Por otra parte, ¿qué es la habilidad y a qué se aplica? La habilidad se ejercita también en las cosas a que se aplica la prudencia, es decir, en las cosas que el hombre puede y debe hacer. Se da el nombre de hábil al que es capaz de deliberar sensatamente y de ver y juzgar bien, pero cuyo juicio se aplica a cosas pequeñas y sólo gusta de las mismas. Y así la habilidad y el hombre hábil sólo son una parte de la prudencia y del hombre prudente, y no podrían existir sin ellos, porque es imposible separar la idea del hombre hábil de la del hombre prudente. La misma observación puede aplicarse también a la maña. La maña no es la prudencia; el hombre mañoso no es el hombre prudente; sin embargo, el hombre prudente es mañoso. He aquí por qué la maña coopera en cierta manera a los actos de la prudencia. Pero se dice de un hombre malo que es mañoso, y así es la verdad; como, por ejemplo, Mentor{13} que parecía mañoso, sin ser por eso prudente. Lo propio de la prudencia y del hombre prudente es el desear siempre las cosas más nobles, preferirlas siempre y practicarlas siempre. Por lo contrario, el objeto único de la maña y del hombre mañoso es descubrir los medios de realizar las cosas que hay que realizar y saber proporcionárselas. Tales son los objetos que ocupan al hombre mañoso, y a los cuales consagra todos sus cuidados.

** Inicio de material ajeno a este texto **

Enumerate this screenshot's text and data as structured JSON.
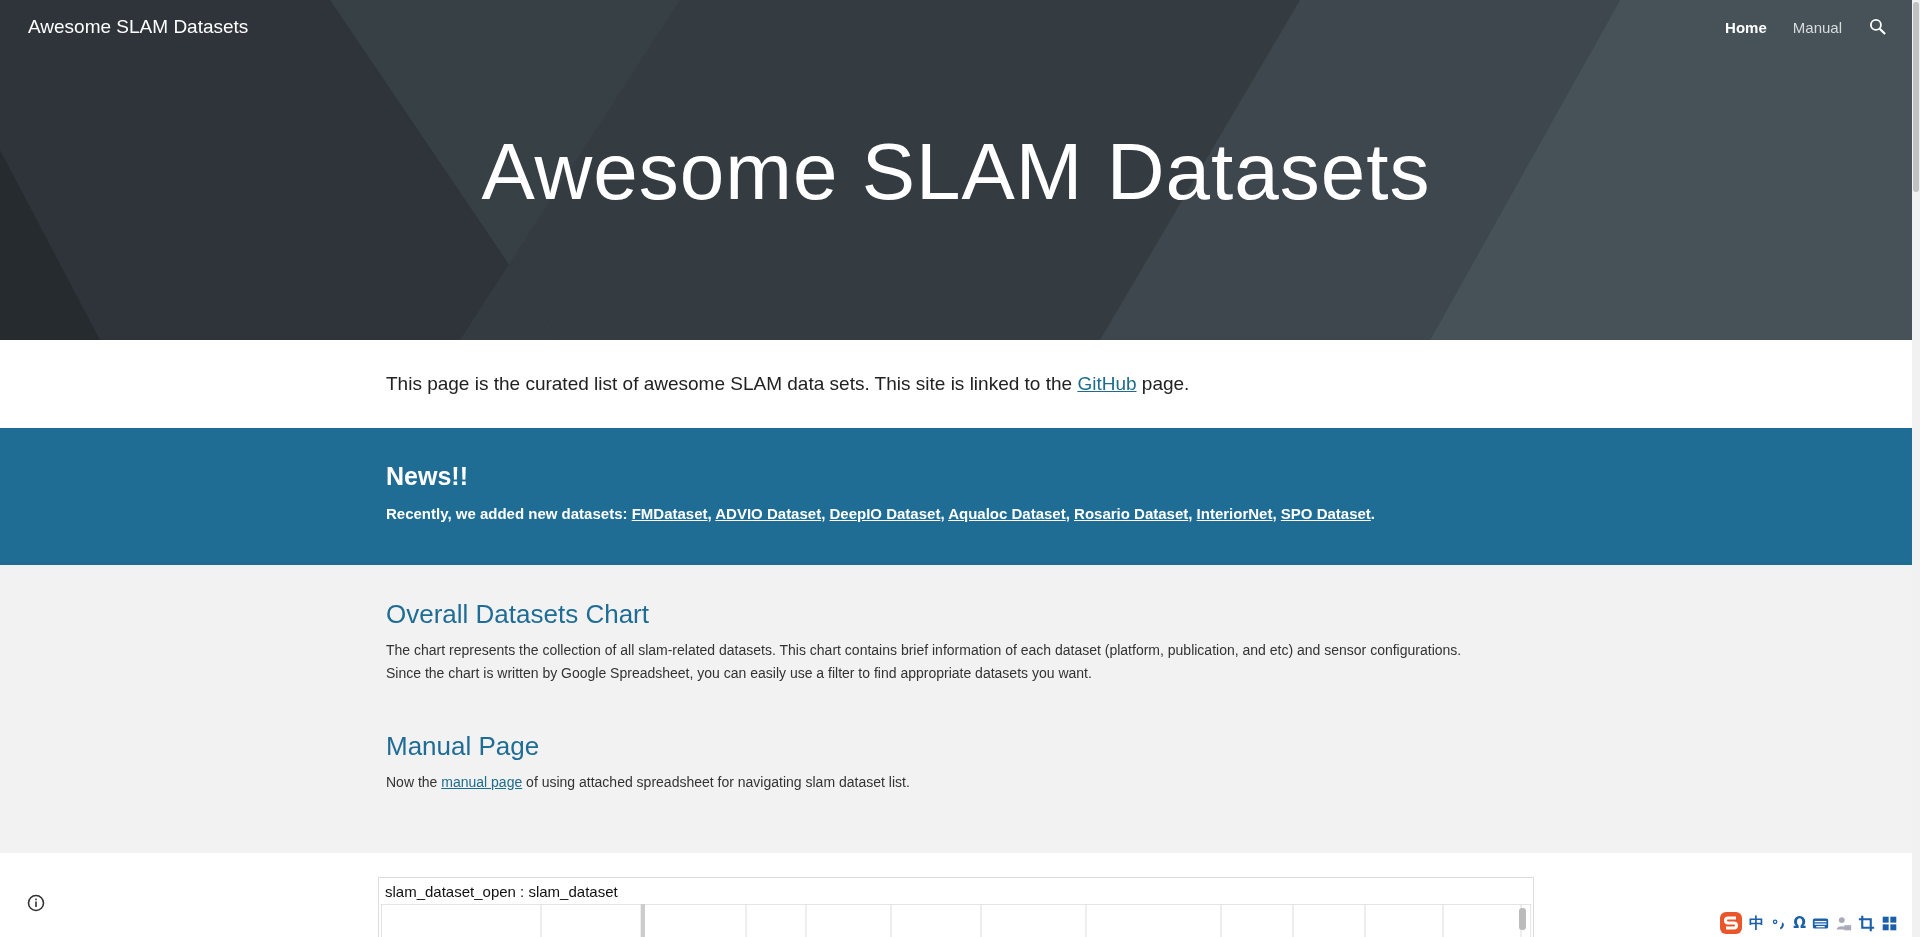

Por lo demás, se nos podría preguntar, no sin extrañeza, por qué, siendo el objeto de esta obra la moral y la política, hemos venido a hablar también de la sabiduría. Nuestra primera respuesta es, que si la sabiduría es una virtud, como dijimos antes, no debe ser extraño a nuestro objeto su estudio. En segundo lugar, compete al filósofo estudiar sin excepción todos los objetos que están comprendidos en un mismo círculo; y puesto que hablamos de las cosas del alma, es justo hablar de todas; y como la sabiduría está en el alma, hablar de ella no es salirse del estudio del alma.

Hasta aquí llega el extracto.